Pire encore, les notifications créent un sentiment d'urgence permanent. Chaque son, vibration ou pop-up est perçu comme une demande immédiate, poussant les salariés à interrompre leur travail pour y répondre, même lorsque ce n’est pas indispensable. Cela génère non seulement du stress, mais aussi une perte de productivité due au temps nécessaire pour retrouver un état de concentration optimal après chaque interruption.
Des pistes pour lutter contre le stress numérique
Heureusement, des solutions existent pour réduire la fatigue informationnelle et favoriser un environnement de travail plus serein. Les entreprises doivent d'abord identifier les pratiques et technologies qui contribuent à la surcharge informationnelle : redondances entre outils, flux d’informations non prioritaires, ou encore notifications excessives. Une fois ces problématiques cernées, des solutions concrètes peuvent être mises en œuvre :
Encourager une utilisation raisonnée des outils numériques
Les entreprises peuvent instaurer des « chartes de bonnes pratiques » pour limiter les abus, comme :
• Réduire l’envoi d’emails en dehors des horaires de travail.
• Prioriser les communications essentielles pour éviter la surcharge.
• Organiser des « journées sans réunion » pour favoriser la concentration.

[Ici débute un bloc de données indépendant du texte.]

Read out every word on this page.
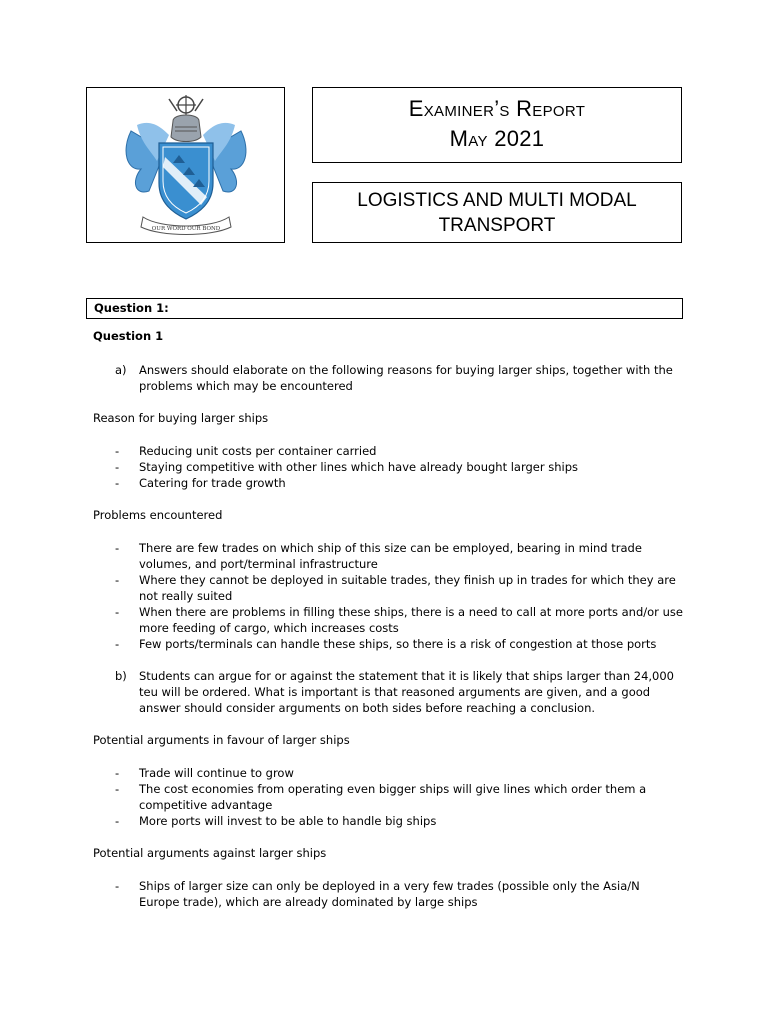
OUR WORD OUR BOND
Examiner’s Report
May 2021
LOGISTICS AND MULTI MODAL
TRANSPORT
Question 1:

Question 1

a)	Answers should elaborate on the following reasons for buying larger ships, together with the problems which may be encountered

Reason for buying larger ships

-	Reducing unit costs per container carried
-	Staying competitive with other lines which have already bought larger ships
-	Catering for trade growth

Problems encountered

-	There are few trades on which ship of this size can be employed, bearing in mind trade volumes, and port/terminal infrastructure
-	Where they cannot be deployed in suitable trades, they finish up in trades for which they are not really suited
-	When there are problems in filling these ships, there is a need to call at more ports and/or use more feeding of cargo, which increases costs
-	Few ports/terminals can handle these ships, so there is a risk of congestion at those ports
b)	Students can argue for or against the statement that it is likely that ships larger than 24,000 teu will be ordered. What is important is that reasoned arguments are given, and a good answer should consider arguments on both sides before reaching a conclusion.

Potential arguments in favour of larger ships

-	Trade will continue to grow
-	The cost economies from operating even bigger ships will give lines which order them a competitive advantage
-	More ports will invest to be able to handle big ships

Potential arguments against larger ships

-	Ships of larger size can only be deployed in a very few trades (possible only the Asia/N Europe trade), which are already dominated by large ships
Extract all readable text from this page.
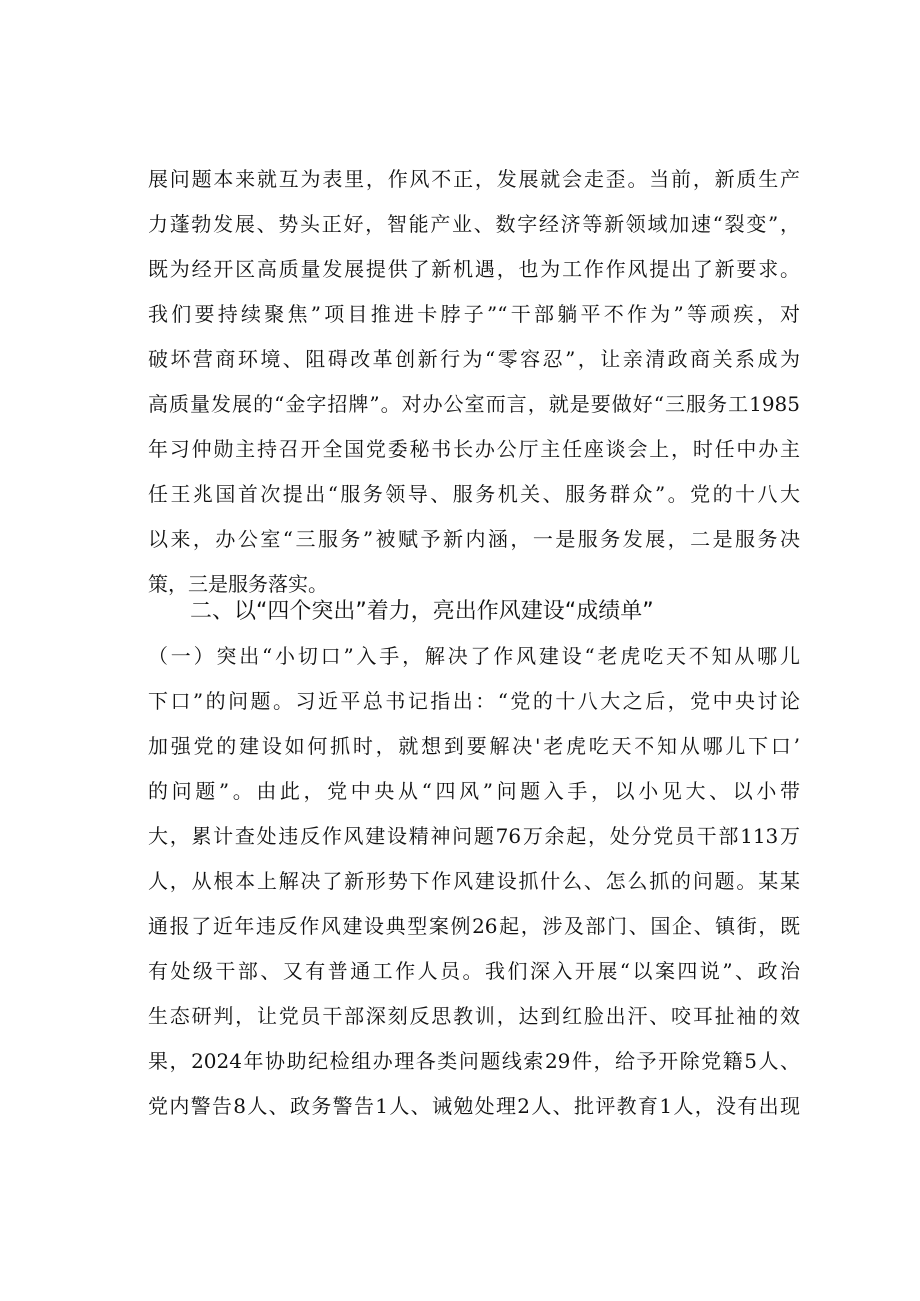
展问题本来就互为表里，作风不正，发展就会走歪。当前，新质生产
力蓬勃发展、势头正好，智能产业、数字经济等新领域加速“裂变”，
既为经开区高质量发展提供了新机遇，也为工作作风提出了新要求。
我们要持续聚焦”项目推进卡脖子”“干部躺平不作为”等顽疾，对
破坏营商环境、阻碍改革创新行为“零容忍”，让亲清政商关系成为
高质量发展的“金字招牌”。对办公室而言，就是要做好“三服务工1985
年习仲勋主持召开全国党委秘书长办公厅主任座谈会上，时任中办主
任王兆国首次提出“服务领导、服务机关、服务群众”。党的十八大
以来，办公室“三服务”被赋予新内涵，一是服务发展，二是服务决
策，三是服务落实。
二、以“四个突出”着力，亮出作风建设“成绩单”
（一）突出“小切口”入手，解决了作风建设“老虎吃天不知从哪儿
下口”的问题。习近平总书记指出：“党的十八大之后，党中央讨论
加强党的建设如何抓时，就想到要解决'老虎吃天不知从哪儿下口’
的问题”。由此，党中央从“四风”问题入手，以小见大、以小带
大，累计查处违反作风建设精神问题76万余起，处分党员干部113万
人，从根本上解决了新形势下作风建设抓什么、怎么抓的问题。某某
通报了近年违反作风建设典型案例26起，涉及部门、国企、镇街，既
有处级干部、又有普通工作人员。我们深入开展“以案四说”、政治
生态研判，让党员干部深刻反思教训，达到红脸出汗、咬耳扯袖的效
果，2024年协助纪检组办理各类问题线索29件，给予开除党籍5人、
党内警告8人、政务警告1人、诫勉处理2人、批评教育1人，没有出现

Former les salariés à la gestion des informations
Des ateliers ou formations peuvent être proposés pour apprendre à :
• Classer et hiérarchiser les priorités.
• Gérer les notifications de manière optimale.
• Utiliser des outils de productivité comme les agendas partagés ou les logiciels de gestion de projet.
Favoriser le droit à la déconnexion
Dans la loi depuis 2017, le droit à la déconnexion se limite à un engagement de moyens. 8 ans plus tard, beaucoup de chartes ont été publiées, pour peu d’effets mesurés. Pourtant, la disparition des temps déconnectés de repos quotidiens, de repos hebdomadaires ainsi que de congés détériore la santé mentale des salariés. C’est un facteur de risques psychosociaux encore trop sous-estimé y compris par les salariés eux-mêmes. Place aux engagements de résultats. Ce droit, prévu par le Code du travail, doit être concrètement appliqué :
• Bloquer l’accès aux plateformes professionnelles en dehors des heures de travail.
• Encourager les managers à respecter les temps de repos des équipes.
Simplifier les outils et les processus
Rationaliser le nombre d’outils numériques utilisés permet d’éviter les doublons et de fluidifier la communication.
Par exemple :
• Centralisation des outils : réduire le nombre de plateformes utilisées et favoriser des solutions intégrées, permettant une communication fluide et sans redondance.
• Automatiser certaines tâches pour réduire la charge cognitive.
Limiter la fatigue informationnelle : un enjeu majeur dans le monde du travail moderne
La fatigue informationnelle est devenue l'un des défis les plus pressants du travail contemporain, affectant aussi bien la santé mentale des salariés que la performance globale des entreprises. Avec l’explosion des outils digitaux, les canaux de communication et les flux d’informations se sont multipliés, augmentant la charge mentale et le risque d'épuisement professionnel. Pourtant, il est possible de transformer cette contrainte en opportunité en adoptant des stratégies adaptées et en plaçant le bien-être des salariés au cœur des priorités.
En adoptant des stratégies adaptées, les entreprises peuvent non seulement préserver la santé de leurs salariés, mais aussi améliorer leur efficacité et leur bien-être au travail. Face à la multiplication des outils digitaux, un usage maîtrisé et réfléchi s’impose comme une nécessité.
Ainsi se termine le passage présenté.